Hi.
On Tue, Aug 22, 2000 at 12:22:05PM -0700, dave-mlist@stripped wrote:
> I have a big table A, a big table B, and a little table C.
> I want to find the first 1000 rows in A that don't exist in B or C.
>
> I know how to find the first 1000 rows in A that don't exist in B:
>
> INSERT INTO D
> SELECT a.*
> FROM a NATURAL LEFT JOIN b
> WHERE b.some_id IS NULL
> ORDER BY a.time DESC
> LIMIT 1000;
>
> The above works fine for me. But now I have to take C into account.

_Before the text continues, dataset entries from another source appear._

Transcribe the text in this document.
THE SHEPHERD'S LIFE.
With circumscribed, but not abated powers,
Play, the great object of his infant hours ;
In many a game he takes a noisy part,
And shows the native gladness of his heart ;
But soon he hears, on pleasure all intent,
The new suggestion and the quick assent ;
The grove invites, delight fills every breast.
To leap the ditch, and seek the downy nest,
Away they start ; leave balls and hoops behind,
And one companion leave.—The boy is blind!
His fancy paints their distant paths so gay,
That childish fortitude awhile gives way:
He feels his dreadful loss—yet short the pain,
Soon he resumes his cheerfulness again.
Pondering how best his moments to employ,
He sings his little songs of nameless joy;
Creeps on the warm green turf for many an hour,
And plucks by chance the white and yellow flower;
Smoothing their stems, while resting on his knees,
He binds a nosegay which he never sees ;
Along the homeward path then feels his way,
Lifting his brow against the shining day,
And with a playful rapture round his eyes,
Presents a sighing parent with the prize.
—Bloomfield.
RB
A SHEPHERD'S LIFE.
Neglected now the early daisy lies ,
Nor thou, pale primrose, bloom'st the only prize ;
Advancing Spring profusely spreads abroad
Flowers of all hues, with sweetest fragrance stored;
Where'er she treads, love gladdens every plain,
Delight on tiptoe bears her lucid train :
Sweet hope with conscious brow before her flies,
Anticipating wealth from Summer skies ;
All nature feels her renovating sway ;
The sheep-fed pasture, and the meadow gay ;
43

> If I have to separate the B pass into an intermediate stage, I may
> have to keep repeating B passes until the C pass has enough rows in
> it. So, I would like to do just a single step to avoid having all
> that extra logic.
>
> Is the following correct if I also have C:
>
> INSERT INTO D
> SELECT a.*
> FROM a NATURAL LEFT JOIN b NATURAL LEFT JOIN c
> WHERE b.some_id IS NULL AND c.some_id IS NULL
> ORDER BY a.time DESC
> LIMIT 1000;
Yes, this should be correct. Why didn't you just try?
> What about this:
>
> INSERT INTO D
> SELECT a.*
> FROM a NATURAL LEFT JOIN b, c
> WHERE b.some_id IS NULL AND c.some_id IS NULL
> ORDER BY a.time DESC
> LIMIT 1000;
No, C.some_id would never be NULL (because it isn't a LEFT JOIN). Your
JOIN would get the rows which are in A and also C, with B.some_id
showing whether they appear in B. And the first part of the WHERE
clause would throw away all rows which exist in B, and the second part
would throw away all the rest, because there are no columns where
C.some_id is NULL.
Hm. Again, why didn't you test this? Maybe my 'theory' has a bug, but
if I am not wrong, a simple test would have shown you, that the result
set you get is empty and therefore not what you want.
Bye,
Benjamin.